Bergantungnya negara kepada impor juga merupakan masalah yang harus diatasi, negara seharusnya mampu secara mandiri memenuhi kebutuhan pangan negaranya. Apalagi kebutuhan pangan merupakan kebutuhan dasar manusia, yang pemenuhannya wajib dipenuhi oleh negara kepada rakyatnya. Permintaan dalam negeri yang terus meningkat namun pemenuhannya tidak bisa terpenuhi secara optimal seharusnya menjadi evaluasi bagi negara. Artinya negara harus bisa melihat bahwa industri gula adalah industri yang urgent sebagai aset negara dalam hal ekonomi.

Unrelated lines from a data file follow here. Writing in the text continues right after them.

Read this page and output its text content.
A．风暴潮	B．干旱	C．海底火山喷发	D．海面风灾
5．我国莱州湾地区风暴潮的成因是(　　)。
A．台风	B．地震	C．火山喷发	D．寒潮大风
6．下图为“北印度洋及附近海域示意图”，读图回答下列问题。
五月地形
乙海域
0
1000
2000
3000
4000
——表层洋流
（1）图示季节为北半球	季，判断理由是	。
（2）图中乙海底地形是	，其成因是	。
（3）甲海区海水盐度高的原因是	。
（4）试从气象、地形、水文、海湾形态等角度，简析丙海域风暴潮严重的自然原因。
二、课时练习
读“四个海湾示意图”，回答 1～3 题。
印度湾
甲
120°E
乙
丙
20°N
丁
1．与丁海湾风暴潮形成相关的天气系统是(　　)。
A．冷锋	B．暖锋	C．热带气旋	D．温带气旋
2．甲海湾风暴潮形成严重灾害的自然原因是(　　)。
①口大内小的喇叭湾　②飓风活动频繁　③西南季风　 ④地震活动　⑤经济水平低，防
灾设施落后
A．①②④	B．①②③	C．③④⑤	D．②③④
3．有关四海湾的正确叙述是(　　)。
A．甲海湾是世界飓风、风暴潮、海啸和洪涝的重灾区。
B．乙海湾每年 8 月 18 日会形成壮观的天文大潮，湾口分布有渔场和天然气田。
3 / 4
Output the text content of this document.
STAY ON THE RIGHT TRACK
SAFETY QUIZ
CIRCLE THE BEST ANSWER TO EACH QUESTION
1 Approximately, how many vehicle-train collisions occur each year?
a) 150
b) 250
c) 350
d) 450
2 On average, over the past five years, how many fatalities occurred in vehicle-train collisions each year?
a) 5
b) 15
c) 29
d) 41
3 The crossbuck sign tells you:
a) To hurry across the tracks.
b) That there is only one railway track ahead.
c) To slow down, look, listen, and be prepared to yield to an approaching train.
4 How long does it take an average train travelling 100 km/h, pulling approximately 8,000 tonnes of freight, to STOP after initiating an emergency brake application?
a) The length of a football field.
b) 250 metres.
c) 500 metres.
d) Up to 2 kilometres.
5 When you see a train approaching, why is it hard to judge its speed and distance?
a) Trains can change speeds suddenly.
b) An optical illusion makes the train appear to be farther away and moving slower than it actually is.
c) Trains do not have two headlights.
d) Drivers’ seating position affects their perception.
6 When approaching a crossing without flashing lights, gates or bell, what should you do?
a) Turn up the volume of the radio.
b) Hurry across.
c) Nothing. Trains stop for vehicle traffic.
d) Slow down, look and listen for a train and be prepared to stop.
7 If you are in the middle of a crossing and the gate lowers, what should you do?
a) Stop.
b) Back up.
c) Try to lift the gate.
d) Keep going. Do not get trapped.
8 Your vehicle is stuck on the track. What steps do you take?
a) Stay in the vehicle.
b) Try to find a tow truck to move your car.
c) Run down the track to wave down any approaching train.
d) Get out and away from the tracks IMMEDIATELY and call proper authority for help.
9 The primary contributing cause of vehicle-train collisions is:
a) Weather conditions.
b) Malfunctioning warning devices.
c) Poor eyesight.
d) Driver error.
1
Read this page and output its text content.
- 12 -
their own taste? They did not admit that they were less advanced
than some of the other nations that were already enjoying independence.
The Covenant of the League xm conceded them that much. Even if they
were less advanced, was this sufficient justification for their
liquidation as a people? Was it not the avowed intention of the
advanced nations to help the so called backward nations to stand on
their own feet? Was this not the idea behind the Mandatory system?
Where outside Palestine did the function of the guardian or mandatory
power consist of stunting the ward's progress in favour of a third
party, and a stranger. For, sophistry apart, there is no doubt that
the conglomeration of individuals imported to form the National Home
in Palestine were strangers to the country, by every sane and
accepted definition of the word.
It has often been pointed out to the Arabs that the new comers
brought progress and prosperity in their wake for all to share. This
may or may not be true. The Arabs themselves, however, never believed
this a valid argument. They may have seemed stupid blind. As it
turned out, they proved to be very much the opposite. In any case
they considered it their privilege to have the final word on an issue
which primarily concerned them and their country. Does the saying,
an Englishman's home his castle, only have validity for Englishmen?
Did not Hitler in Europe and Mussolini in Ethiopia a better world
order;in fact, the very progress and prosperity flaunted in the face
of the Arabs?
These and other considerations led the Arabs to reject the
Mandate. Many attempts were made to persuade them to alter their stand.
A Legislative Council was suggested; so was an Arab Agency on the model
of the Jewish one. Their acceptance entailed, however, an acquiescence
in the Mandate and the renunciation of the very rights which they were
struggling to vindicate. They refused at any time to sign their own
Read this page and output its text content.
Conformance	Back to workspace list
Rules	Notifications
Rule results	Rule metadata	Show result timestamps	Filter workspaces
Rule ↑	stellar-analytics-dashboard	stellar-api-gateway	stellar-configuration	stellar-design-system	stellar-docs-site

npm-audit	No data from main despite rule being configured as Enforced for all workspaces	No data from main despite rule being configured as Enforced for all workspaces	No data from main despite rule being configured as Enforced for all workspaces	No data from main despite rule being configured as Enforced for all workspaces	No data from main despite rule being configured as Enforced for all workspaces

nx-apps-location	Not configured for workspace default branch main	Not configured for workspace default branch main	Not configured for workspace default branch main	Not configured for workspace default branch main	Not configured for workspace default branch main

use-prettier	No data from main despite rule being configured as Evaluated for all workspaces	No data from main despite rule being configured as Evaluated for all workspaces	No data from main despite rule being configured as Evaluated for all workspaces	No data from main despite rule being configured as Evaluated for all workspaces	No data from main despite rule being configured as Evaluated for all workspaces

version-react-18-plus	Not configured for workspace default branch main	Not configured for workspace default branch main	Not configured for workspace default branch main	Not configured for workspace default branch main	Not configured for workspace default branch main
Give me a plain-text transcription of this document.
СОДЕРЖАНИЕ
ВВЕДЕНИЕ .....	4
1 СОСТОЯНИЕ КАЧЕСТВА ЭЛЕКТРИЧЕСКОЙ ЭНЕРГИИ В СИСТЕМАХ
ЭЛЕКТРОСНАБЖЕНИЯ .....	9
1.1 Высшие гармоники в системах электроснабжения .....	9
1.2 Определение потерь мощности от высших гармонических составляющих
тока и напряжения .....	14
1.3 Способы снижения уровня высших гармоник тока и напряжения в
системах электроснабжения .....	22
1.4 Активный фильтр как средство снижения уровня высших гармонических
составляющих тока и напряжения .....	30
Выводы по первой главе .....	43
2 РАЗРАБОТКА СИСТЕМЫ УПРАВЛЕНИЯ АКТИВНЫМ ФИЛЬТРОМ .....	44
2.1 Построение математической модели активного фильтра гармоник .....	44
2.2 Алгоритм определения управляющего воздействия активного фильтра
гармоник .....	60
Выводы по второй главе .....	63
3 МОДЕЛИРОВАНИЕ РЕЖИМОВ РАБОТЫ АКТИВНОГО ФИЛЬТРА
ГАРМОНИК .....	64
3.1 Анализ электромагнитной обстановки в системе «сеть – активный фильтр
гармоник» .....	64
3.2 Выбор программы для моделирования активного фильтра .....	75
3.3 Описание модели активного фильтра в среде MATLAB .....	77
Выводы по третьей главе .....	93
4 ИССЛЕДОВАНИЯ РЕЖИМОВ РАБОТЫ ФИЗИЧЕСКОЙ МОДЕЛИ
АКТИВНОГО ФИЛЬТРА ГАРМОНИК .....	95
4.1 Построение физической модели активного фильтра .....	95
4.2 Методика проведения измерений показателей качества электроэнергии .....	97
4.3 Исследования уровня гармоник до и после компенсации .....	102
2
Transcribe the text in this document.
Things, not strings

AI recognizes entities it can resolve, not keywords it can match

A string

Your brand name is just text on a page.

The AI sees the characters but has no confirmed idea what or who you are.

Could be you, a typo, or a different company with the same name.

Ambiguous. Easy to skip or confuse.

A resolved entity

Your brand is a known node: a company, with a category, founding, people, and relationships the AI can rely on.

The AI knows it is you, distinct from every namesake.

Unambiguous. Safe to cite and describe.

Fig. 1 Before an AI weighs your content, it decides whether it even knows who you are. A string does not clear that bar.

Tata Kelola Perekonomian dalam Islam
Dalam Islam kebutuhan pangan merupakan salah satu kebutuhan dasar yang wajib untuk dipenuhi negara kepada rakyatnya. Pemenuhannya sangat mungkin karena negara menerapakan sistem ekonomi Islam dimana kepemilikan dibagi menjadi 3, ada kepemilikan individu, umum, dan kepemilikan negara. Sehingga penataannya sangat jelas mana hal yang kepemilikannya dapat dimiliki oleh individu, umum, dan negara. Sehingga seperti industri yang sifatnya strategis akan dimiliki oleh negara. Sehingga negara dapat melindungi hasil produksi dari industri-industri strategis tidak akan dapat dimonopoli oleh para pemilik modal yang nantinya akan menyulitkan masyarakat dalam memenuhi kebutuhan hidupnya.
Dalam tata kelola negara yang aturannya berasaskan Islam menjadikan komoditas gula sebagai komoditas yang strategis, sehingga negara yang berasaskan Islam dalam kepengaturannya akan menjadikan kepengurusan gula maupun minyak sebagai tanggung jawab dari pemerintah.
Negara yang mengelola dengan demikian adalah negara Islam yang disebut dengan Negara Khilafah atau yang disebut dengan Daulah Khilafah Islamiyyah. Negara ini menggunakan aturan yang berasaskan Islam termasuk dalam membuat regulasinya dan dalam mengatur urusan ekonominya.